Think back to February, when the Sun declared war on Jacques Chirac by distributing its now infamous "Chirac est un ver" edition in Paris. Superimposing a politician's head on the body of a lowly worm may pass for fair comment on this side of the Channel, but neither the French press nor the French public was amused. The country's culture minister, Jean-Jacques Aillagon, branded the stunt "aggressive, very disagreeable [and] pretty vulgar", while Liberation, France's left-wing daily, laid into the Sun for its "cartoon-like" attitude.
No French paper would dream of indulging in so personal or vitriolic an attack on an elected official. Like the public it serves, the French press separates public duty from private life; when politicians are scrutinised by the gangs of academics and philosophers who stalk the comment pages, they are judged on their political achievements rather than their personal weaknesses.
The Iraqi issue also prompted some telling editorial developments in Germany. In the months before the war, the German papers had abandoned their unfathomable obsession with Boris Becker's sexual athletics in favour of a new sport: Schroder-baiting.

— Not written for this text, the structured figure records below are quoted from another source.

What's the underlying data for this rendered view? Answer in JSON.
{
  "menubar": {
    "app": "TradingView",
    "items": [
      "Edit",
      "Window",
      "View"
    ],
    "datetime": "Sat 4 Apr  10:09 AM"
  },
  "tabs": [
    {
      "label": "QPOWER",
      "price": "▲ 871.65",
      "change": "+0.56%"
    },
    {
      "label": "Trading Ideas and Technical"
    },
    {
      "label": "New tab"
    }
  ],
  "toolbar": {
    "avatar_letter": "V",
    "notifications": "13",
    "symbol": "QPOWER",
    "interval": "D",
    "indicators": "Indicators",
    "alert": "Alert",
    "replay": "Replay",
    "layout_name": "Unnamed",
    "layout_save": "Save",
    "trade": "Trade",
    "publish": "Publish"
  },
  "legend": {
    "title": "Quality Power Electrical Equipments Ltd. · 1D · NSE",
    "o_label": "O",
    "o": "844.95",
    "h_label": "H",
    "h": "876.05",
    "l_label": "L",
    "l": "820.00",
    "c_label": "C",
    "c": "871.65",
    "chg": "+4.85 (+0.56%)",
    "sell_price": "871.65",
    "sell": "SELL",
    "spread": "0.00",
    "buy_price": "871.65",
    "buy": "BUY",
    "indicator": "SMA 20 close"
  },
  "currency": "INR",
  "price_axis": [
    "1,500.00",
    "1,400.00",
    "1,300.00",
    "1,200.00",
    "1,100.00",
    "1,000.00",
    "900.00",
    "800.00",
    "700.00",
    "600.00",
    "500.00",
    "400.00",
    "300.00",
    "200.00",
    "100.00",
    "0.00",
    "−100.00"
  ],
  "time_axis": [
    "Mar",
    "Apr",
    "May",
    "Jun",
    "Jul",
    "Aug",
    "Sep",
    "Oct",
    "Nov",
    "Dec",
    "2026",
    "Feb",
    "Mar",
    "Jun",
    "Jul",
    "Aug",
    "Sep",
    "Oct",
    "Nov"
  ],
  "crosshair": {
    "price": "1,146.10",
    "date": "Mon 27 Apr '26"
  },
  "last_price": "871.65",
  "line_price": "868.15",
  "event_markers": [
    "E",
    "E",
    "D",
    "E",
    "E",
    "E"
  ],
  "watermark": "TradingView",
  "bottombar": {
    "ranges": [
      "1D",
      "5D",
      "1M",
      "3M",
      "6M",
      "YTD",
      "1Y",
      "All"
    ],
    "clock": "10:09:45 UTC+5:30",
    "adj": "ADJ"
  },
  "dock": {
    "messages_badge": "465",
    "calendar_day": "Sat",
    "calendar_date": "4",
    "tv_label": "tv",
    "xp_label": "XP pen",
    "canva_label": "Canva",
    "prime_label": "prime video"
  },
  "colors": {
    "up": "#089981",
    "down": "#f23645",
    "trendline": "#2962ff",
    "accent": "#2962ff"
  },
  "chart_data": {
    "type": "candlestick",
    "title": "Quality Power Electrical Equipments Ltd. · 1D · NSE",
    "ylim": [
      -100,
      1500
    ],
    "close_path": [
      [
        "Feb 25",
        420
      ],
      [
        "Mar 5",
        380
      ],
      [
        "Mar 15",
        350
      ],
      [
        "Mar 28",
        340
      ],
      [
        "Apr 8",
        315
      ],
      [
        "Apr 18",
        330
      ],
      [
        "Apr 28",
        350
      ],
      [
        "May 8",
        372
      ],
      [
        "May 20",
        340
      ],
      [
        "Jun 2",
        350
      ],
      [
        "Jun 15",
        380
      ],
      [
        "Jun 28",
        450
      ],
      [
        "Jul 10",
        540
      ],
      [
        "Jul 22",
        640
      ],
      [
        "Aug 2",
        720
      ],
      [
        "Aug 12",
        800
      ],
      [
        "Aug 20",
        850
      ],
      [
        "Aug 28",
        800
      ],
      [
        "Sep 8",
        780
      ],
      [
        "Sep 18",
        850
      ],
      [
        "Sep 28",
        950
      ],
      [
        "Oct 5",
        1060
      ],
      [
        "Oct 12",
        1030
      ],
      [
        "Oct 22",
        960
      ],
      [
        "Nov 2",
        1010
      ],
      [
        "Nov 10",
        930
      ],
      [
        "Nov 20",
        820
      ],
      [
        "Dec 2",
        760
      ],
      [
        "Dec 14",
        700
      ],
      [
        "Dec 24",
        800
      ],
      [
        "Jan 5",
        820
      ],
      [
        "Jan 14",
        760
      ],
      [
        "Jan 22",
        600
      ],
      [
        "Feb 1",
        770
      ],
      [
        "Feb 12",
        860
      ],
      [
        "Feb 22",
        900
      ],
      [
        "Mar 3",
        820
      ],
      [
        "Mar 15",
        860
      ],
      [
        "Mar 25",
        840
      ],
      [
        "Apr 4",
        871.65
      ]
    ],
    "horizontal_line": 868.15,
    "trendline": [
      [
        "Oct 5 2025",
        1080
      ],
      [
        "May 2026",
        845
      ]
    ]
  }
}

When they weren't giving the chancellor a good kicking for his failure to steer the economy out of the doldrums, they were teasing him about dyeing his hair.
But just when it looked as though the German press was about to cross the line and embrace the aggressiveness and irreverence we do so well over here, Iraq intervened to perform a psychological make-over on Herr Schroder. Suddenly here was an energetic and conscientious critic of American unilateralism. It must be pointed out, however, that as soon as the US and UK had secured victory, the German press renewed its attack, politely informing the chancellor that principles alone are not enough to stave off economic ruin and that alienating the most powerful nation on earth is rarely a good idea.

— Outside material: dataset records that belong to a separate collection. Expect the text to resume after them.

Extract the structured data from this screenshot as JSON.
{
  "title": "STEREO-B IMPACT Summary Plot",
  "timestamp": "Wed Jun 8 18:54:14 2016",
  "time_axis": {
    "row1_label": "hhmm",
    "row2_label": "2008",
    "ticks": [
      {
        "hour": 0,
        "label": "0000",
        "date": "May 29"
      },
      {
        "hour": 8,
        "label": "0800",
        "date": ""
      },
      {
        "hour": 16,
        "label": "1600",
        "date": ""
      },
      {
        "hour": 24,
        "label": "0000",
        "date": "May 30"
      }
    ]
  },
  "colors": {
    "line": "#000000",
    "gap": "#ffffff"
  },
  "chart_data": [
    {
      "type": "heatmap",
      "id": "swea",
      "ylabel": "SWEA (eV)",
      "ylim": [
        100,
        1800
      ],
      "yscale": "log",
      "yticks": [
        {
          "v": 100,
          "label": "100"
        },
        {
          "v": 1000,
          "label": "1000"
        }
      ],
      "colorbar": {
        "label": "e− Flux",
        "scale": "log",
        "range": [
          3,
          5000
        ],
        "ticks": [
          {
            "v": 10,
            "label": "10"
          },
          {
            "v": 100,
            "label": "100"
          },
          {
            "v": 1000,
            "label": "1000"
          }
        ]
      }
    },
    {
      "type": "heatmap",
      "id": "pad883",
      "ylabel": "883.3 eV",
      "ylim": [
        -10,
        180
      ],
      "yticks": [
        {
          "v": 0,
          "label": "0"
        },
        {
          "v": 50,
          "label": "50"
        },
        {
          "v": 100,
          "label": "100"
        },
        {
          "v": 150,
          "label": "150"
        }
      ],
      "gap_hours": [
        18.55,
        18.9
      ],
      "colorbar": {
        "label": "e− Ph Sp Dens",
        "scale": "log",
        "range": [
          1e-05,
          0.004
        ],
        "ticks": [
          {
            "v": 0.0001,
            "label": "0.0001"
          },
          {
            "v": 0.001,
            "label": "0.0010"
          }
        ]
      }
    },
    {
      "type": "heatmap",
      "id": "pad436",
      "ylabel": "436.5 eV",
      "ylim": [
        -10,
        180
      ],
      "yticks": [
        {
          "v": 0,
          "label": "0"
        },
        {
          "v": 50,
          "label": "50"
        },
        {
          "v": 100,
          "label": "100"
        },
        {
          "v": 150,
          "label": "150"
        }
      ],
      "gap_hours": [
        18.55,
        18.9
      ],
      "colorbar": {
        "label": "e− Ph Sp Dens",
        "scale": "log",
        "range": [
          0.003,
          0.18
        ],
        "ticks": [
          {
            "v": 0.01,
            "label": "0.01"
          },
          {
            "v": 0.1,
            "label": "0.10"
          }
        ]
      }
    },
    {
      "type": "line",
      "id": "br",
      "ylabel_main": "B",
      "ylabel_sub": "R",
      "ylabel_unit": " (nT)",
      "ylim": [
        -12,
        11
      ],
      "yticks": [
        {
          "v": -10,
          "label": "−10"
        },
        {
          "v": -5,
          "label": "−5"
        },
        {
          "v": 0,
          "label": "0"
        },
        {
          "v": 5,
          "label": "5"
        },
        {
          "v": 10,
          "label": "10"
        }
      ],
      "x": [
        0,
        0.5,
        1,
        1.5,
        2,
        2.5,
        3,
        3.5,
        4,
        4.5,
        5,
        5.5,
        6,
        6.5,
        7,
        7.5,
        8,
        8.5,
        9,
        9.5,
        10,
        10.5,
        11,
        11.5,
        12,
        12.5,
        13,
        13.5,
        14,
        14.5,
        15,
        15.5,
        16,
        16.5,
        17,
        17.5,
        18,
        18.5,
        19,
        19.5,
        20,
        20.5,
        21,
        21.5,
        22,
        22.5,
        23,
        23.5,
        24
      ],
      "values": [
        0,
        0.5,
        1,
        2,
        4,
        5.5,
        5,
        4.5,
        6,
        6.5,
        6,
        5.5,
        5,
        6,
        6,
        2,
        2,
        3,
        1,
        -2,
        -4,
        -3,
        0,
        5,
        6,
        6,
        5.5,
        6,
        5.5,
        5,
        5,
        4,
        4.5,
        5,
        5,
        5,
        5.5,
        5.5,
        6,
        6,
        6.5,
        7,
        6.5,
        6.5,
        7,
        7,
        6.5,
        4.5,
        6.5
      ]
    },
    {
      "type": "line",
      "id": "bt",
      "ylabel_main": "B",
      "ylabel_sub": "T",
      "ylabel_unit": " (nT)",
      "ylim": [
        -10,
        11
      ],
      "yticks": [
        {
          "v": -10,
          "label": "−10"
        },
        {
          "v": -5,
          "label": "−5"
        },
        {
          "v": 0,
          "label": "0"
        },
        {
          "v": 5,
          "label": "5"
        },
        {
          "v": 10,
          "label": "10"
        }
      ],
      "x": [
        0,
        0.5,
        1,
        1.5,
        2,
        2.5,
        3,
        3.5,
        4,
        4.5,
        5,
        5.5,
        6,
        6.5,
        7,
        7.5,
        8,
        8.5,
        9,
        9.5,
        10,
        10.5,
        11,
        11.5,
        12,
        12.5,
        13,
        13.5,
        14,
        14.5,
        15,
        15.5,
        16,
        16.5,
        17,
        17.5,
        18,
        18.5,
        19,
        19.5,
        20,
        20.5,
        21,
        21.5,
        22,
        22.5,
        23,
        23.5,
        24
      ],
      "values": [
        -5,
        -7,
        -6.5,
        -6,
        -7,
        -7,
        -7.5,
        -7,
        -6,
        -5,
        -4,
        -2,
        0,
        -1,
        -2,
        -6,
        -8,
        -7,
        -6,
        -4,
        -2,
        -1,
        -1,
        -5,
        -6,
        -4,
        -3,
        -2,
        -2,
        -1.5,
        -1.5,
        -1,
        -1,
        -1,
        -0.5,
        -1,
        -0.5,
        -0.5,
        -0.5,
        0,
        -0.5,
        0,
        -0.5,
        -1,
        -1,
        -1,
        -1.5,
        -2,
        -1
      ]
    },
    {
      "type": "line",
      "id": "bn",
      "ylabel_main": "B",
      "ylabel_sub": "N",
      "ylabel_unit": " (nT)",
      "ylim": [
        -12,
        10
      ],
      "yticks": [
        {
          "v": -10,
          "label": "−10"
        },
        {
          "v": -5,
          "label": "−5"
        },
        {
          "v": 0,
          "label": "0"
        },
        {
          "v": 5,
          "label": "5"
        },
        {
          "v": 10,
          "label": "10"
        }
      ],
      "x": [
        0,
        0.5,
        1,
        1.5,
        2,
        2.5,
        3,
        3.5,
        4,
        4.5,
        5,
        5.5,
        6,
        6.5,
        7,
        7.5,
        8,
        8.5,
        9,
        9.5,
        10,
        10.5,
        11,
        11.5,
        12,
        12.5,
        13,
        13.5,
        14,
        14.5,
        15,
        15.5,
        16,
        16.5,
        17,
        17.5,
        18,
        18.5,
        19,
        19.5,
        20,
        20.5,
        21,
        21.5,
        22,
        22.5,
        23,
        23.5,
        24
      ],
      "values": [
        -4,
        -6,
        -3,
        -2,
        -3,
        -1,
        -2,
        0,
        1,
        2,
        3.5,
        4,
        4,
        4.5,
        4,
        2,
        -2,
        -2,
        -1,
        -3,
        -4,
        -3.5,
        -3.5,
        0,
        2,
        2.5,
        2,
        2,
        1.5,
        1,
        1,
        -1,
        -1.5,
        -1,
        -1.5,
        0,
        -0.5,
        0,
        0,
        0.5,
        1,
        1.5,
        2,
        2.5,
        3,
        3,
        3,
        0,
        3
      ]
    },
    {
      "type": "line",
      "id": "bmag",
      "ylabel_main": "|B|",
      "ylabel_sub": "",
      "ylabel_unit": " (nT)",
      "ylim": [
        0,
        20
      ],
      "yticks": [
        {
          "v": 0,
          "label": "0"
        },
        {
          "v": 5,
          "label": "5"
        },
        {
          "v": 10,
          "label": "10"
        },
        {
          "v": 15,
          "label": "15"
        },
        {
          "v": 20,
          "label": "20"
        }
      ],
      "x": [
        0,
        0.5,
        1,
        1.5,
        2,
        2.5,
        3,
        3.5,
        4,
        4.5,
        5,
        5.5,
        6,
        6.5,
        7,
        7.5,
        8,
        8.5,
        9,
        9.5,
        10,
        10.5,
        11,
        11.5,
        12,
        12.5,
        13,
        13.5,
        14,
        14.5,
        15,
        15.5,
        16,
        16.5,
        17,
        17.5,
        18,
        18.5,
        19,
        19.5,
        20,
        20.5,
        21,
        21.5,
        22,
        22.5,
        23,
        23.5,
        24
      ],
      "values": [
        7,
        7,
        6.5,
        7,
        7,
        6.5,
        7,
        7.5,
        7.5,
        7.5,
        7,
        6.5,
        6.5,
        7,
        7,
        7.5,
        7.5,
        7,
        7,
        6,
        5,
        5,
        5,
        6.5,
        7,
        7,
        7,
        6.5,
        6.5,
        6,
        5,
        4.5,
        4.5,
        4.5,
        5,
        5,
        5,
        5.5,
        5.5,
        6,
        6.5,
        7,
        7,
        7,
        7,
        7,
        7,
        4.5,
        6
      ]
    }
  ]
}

In Italy, where 85 per cent of the population opposed the war, the left-wing press asked whether Silvio Berlusconi's decision to back Bush was proof that the famously media-savvy prime minister was finally losing his touch. The conservative Corriere della Sera also scented a popular sea change, interpreting the opinion polls as "a vote of no confidence" in il Cavaliere. Help, as ever, was at hand from those publications owned by Berlusconi: they defended the war, the invaders and the premier.
The war proved that Madrid's fourth estate is not the domain of the meek. When it is enraged, no one, from Eta terrorists to the prime minister, is beyond its reach or censure, as the deaths of two Spanish journalists in Iraq proved. The killings provoked a furious backlash against the Spanish and American governments, and led ABC, Spain's biggest-selling daily, to splash with the simple headline "A black day for Spanish journalism".
ABC's anger at the deaths reverberated throughout the Spanish press. The most brutal condemnation of all came from El Mundo, home to one of the dead men. Having swiftly renounced its initial support for the government's position, it took both Jose MarIa Aznar and George Bush to task. "While those who govern pursue vast objectives such as power, glory, order and security," wrote El Mundo's editor-in-chief, Pedro RamIrez, "we just look for a few bits of truth buried beneath the rubble."
An uneasy peace may have broken out in Baghdad, but a war is still being fought in the comment pages of the European press. The Continent's newspapers, like its people, are assigning blame and, occasionally, awarding praise to their leaders. In Germany and France, they are asking whether they were too harsh or too lenient in their judgements. In Italy, they are debating the best uses of a sharpened public scepticism towards their elected officials. And in Spain, they are deeply, and bitterly, angry. For such a short war, Iraq promises to have a long and lasting effect on the European press.